By Vicki Brown
Word&Way News Writer
As Scott Langston leaves Southwest Baptist University at semester's end, he knows he may be walking away from the career he loves.
And he believes he must give up that career because of SBU trustee misperceptions of Langston's participation in a Baptist General Convention of Missouri meeting two years ago and of an interview granted at that meeting.
SBU trustees did not promote the tenured professor when they granted other promotions in February. Believing he no longer has a future at the institution he has served for five years, Langston recently resigned as a professor of biblical studies in SBU's Courts Redford College of Theology and Church Vocations.
The professor and one-time Redford College assistant dean noted he is leaving voluntarily. "Nobody came to me and said you need to resign," he said.
In a May 10 interview, Langston said administrators have been reluctant to speculate on the trustees' reasons for passing him over for promotion. "Administrators have been reluctant to give me a reason, and even then they have couched them in [terms of] their perception of the trustee decision," he said.
Langston led a Bible study at the BGCM organizational meeting at Fee Fee Baptist Church, Bridgeton, in April 2002. He also granted an interview to former Baptist Press writer Todd Starnes.
The SBU professor said the university allows faculty participation in outside activities as long as staffers participate as individuals, not as representatives of the institution. Langston said he did not allow the BGCM to use his tie to SBU. "And it was the only meeting I attended in two years," he said.

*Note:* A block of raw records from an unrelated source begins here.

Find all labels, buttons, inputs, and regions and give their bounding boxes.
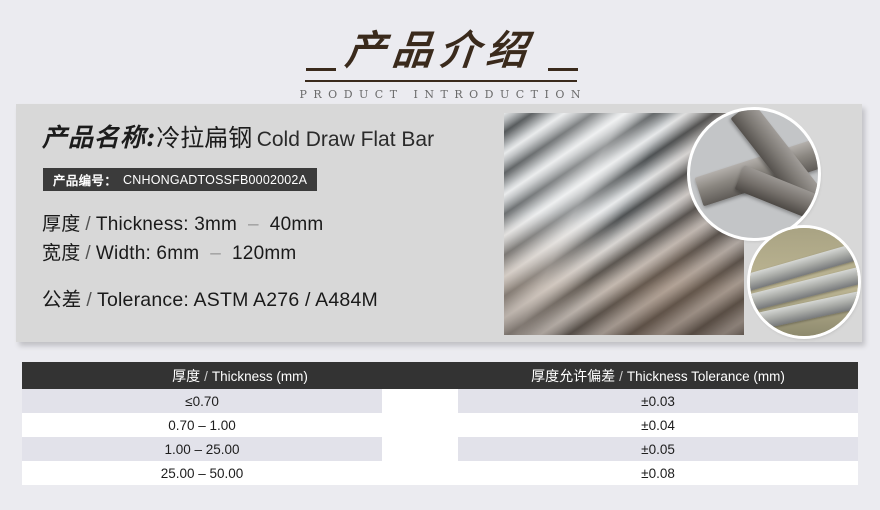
table-header-tolerance: 厚度允许偏差/Thickness Tolerance (mm) [458,362,858,389]
table-row: ≤0.70 ±0.03 [22,389,858,413]
table-header-thickness-sep: / [204,369,208,384]
product-name-label: 产品名称 [42,123,146,152]
spec-width-en-label: Width: [96,243,151,264]
spec-tolerance-sep: / [86,289,92,311]
table-header-thickness-en: Thickness (mm) [212,369,308,384]
product-name: 产品名称:冷拉扁钢 Cold Draw Flat Bar [42,118,434,154]
page-header: 产品介绍 PRODUCT INTRODUCTION [0,8,880,98]
page-subtitle: PRODUCT INTRODUCTION [0,88,880,101]
title-dash-right [548,68,578,71]
cell-thickness: 1.00 – 25.00 [22,437,382,461]
spec-thickness-cn: 厚度 [42,214,80,235]
product-photo-inset-top [690,110,818,238]
spec-thickness-min: 3mm [194,214,237,235]
spec-width: 宽度/Width: 6mm–120mm [42,238,296,265]
cell-spacer [382,461,458,485]
spec-thickness-max: 40mm [270,214,324,235]
cell-tolerance: ±0.05 [458,437,858,461]
title-divider-rule [305,80,577,82]
cell-tolerance: ±0.03 [458,389,858,413]
spec-thickness-dash: – [248,214,259,235]
table-row: 0.70 – 1.00 ±0.04 [22,413,858,437]
product-code-badge: 产品编号： CNHONGADTOSSFB0002002A [43,168,317,191]
product-info-card: 产品名称:冷拉扁钢 Cold Draw Flat Bar 产品编号： CNHON… [16,104,862,342]
product-name-cn: 冷拉扁钢 [156,125,252,152]
spec-width-min: 6mm [156,243,199,264]
cell-spacer [382,413,458,437]
page-title: 产品介绍 [0,18,880,76]
cell-spacer [382,389,458,413]
product-photo-montage [488,104,862,342]
cell-thickness: 25.00 – 50.00 [22,461,382,485]
spec-tolerance-value: ASTM A276 / A484M [194,289,378,311]
table-header-thickness: 厚度/Thickness (mm) [22,362,458,389]
table-header-tolerance-cn: 厚度允许偏差 [531,368,615,384]
product-code-value: CNHONGADTOSSFB0002002A [123,173,307,187]
product-name-colon: : [146,123,156,152]
spec-width-sep: / [85,243,90,264]
thickness-tolerance-table: 厚度/Thickness (mm) 厚度允许偏差/Thickness Toler… [22,362,858,485]
spec-tolerance-cn: 公差 [42,289,81,311]
product-code-label: 产品编号： [53,170,117,189]
spec-thickness-en-label: Thickness: [96,214,189,235]
table-header-tolerance-sep: / [619,369,623,384]
table-header-tolerance-en: Thickness Tolerance (mm) [627,369,785,384]
photo-warm-overlay [504,213,744,335]
spec-thickness: 厚度/Thickness: 3mm–40mm [42,209,323,236]
spec-width-max: 120mm [232,243,296,264]
spec-width-dash: – [210,243,221,264]
spec-tolerance: 公差/Tolerance: ASTM A276 / A484M [42,283,378,312]
cell-tolerance: ±0.04 [458,413,858,437]
table-header-row: 厚度/Thickness (mm) 厚度允许偏差/Thickness Toler… [22,362,858,389]
product-photo-inset-bottom [750,228,858,336]
table-row: 25.00 – 50.00 ±0.08 [22,461,858,485]
table-header-thickness-cn: 厚度 [172,368,200,384]
spec-thickness-sep: / [85,214,90,235]
cell-thickness: ≤0.70 [22,389,382,413]
spec-width-cn: 宽度 [42,243,80,264]
cell-spacer [382,437,458,461]
product-name-en: Cold Draw Flat Bar [257,128,434,151]
table-row: 1.00 – 25.00 ±0.05 [22,437,858,461]
cell-tolerance: ±0.08 [458,461,858,485]
title-dash-left [306,68,336,71]
spec-tolerance-en-label: Tolerance: [97,289,189,311]
cell-thickness: 0.70 – 1.00 [22,413,382,437]
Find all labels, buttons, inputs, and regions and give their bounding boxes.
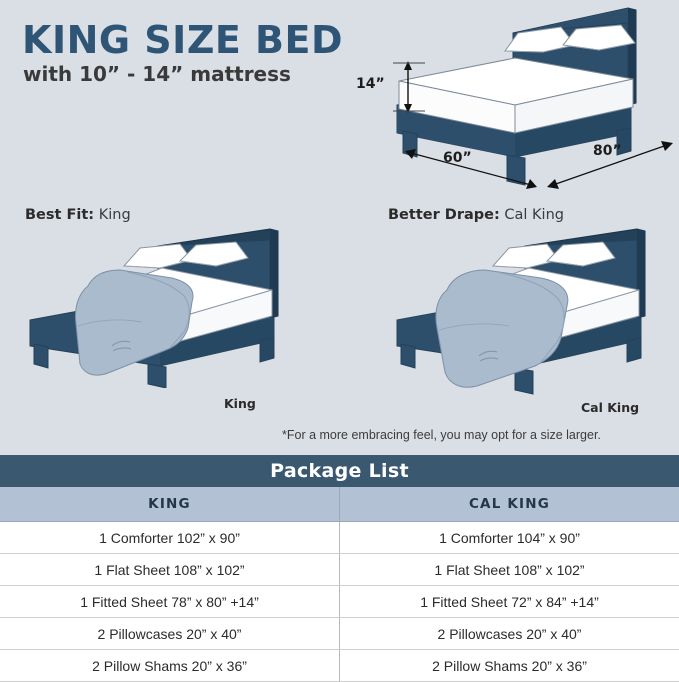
cell-king-pillow-shams: 2 Pillow Shams 20” x 36” [0, 650, 340, 682]
dimension-width-label: 60” [443, 150, 472, 166]
best-fit-caption: Best Fit: King [25, 207, 131, 223]
cell-cal-king-flat-sheet: 1 Flat Sheet 108” x 102” [340, 554, 679, 586]
package-list-title: Package List [0, 455, 679, 487]
column-header-king: KING [0, 487, 340, 522]
cell-cal-king-fitted-sheet: 1 Fitted Sheet 72” x 84” +14” [340, 586, 679, 618]
infographic-page: KING SIZE BED with 10” - 14” mattress [0, 0, 679, 679]
dimension-length-label: 80” [593, 143, 622, 159]
best-fit-caption-value: King [94, 207, 131, 223]
table-row: 1 Flat Sheet 108” x 102” 1 Flat Sheet 10… [0, 554, 679, 586]
column-header-cal-king: CAL KING [340, 487, 679, 522]
cell-king-fitted-sheet: 1 Fitted Sheet 78” x 80” +14” [0, 586, 340, 618]
best-fit-caption-bold: Best Fit: [25, 207, 94, 223]
better-drape-caption-bold: Better Drape: [388, 207, 500, 223]
package-list-table: KING CAL KING 1 Comforter 102” x 90” 1 C… [0, 487, 679, 682]
package-list-section: Package List KING CAL KING 1 Comforter 1… [0, 455, 679, 682]
cal-king-bed-label: Cal King [581, 400, 639, 415]
king-bed-illustration [20, 228, 310, 388]
better-drape-caption-value: Cal King [500, 207, 564, 223]
cal-king-bed-illustration [385, 228, 675, 396]
better-drape-caption: Better Drape: Cal King [388, 207, 564, 223]
table-row: 2 Pillow Shams 20” x 36” 2 Pillow Shams … [0, 650, 679, 682]
cell-king-flat-sheet: 1 Flat Sheet 108” x 102” [0, 554, 340, 586]
cell-cal-king-pillowcases: 2 Pillowcases 20” x 40” [340, 618, 679, 650]
page-subtitle: with 10” - 14” mattress [23, 62, 291, 86]
table-header-row: KING CAL KING [0, 487, 679, 522]
cell-cal-king-pillow-shams: 2 Pillow Shams 20” x 36” [340, 650, 679, 682]
table-row: 2 Pillowcases 20” x 40” 2 Pillowcases 20… [0, 618, 679, 650]
hero-bed-illustration [385, 5, 679, 190]
footnote: *For a more embracing feel, you may opt … [282, 428, 601, 442]
cell-king-comforter: 1 Comforter 102” x 90” [0, 522, 340, 554]
page-title: KING SIZE BED [22, 18, 343, 62]
king-bed-label: King [224, 396, 256, 411]
cell-cal-king-comforter: 1 Comforter 104” x 90” [340, 522, 679, 554]
table-row: 1 Fitted Sheet 78” x 80” +14” 1 Fitted S… [0, 586, 679, 618]
dimension-height-label: 14” [356, 76, 385, 92]
table-row: 1 Comforter 102” x 90” 1 Comforter 104” … [0, 522, 679, 554]
cell-king-pillowcases: 2 Pillowcases 20” x 40” [0, 618, 340, 650]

Langston said he was told that "the trustees wanted to take SBU closer to the Missouri Baptist Convention" and that his association with the BGCM was contrary to that direction.
The Baptist Press article, which questioned Langston's approach to biblical interpretation, also played into the decision. "My perception of that article is that it was poorly done," he said. "I tried to point out that the article did not represent what I said."
He said he pointed out to administrators that Baptist Press stopped using Starnes as a correspondent over errors in a story based on an interview with U.S. Secretary of Education Rod Paige in April 2003.
Langston said he believes his service to the university was not an issue. "I was told there were no complaints about my job performance," he said.
Langston and his family decided he should resign because of underlying tension on campus and lack of administrative support. "Life is too short to be involved in the atmosphere here at SBU," Langston said, adding that the stress had taken a physical, mental and spiritual toll on the family.
"I felt I had little tangible support from administrators," Langston said. "The administration doesn't see it that way…. They said they had talked to people privately. But the point I made is that I had been publicly defamed…. Administrators wouldn't publicly support me."
SBU president Pat Taylor could not respond to Langston's comment because the institution's policies do not allow administrators to discuss personnel issues.
The professor said he is saddened and sometimes angry because people have been hurt. "This is not about 'let's do what's best for the church.' It's about politics.
"I think what's happened is unethical, unbiblical and unchristian. I don't want to be associated with that," he said.
"The administration doesn't see what's happening as unethical and unbiblical. We have a difference of opinion…but this is my perception. I respect their right to create whatever they want to create," he said. "What I'm reacting to is not the theological issue…but the way people have been treated."
Langston has not found another teaching position and is preparing himself for the possibility of leaving the profession. "This was a hard decision because this [teaching] is what I've prepared my whole life to do," he said.
Langston earned a bachelor of arts degree at Houston Baptist University, a master of divinity degree at Southwestern Baptist Theological Seminary and a master of arts degree in history at the University of Texas at Arlington. He completed a doctor of philosophy degree in Old Testament at Southwestern in 1992.
He was an assistant professor of Old Testament at Southwestern before accepting the SBU post in 1999. He served as assistant dean of Redford College from 1999 to 2002.
Langston has written several scholarly articles and has presented papers at many conferences, including several for the Society of Biblical Literature.
He is currently completing a volume on Exodus for the Blackwell Bible Commentary Series by Blackwell Publishers.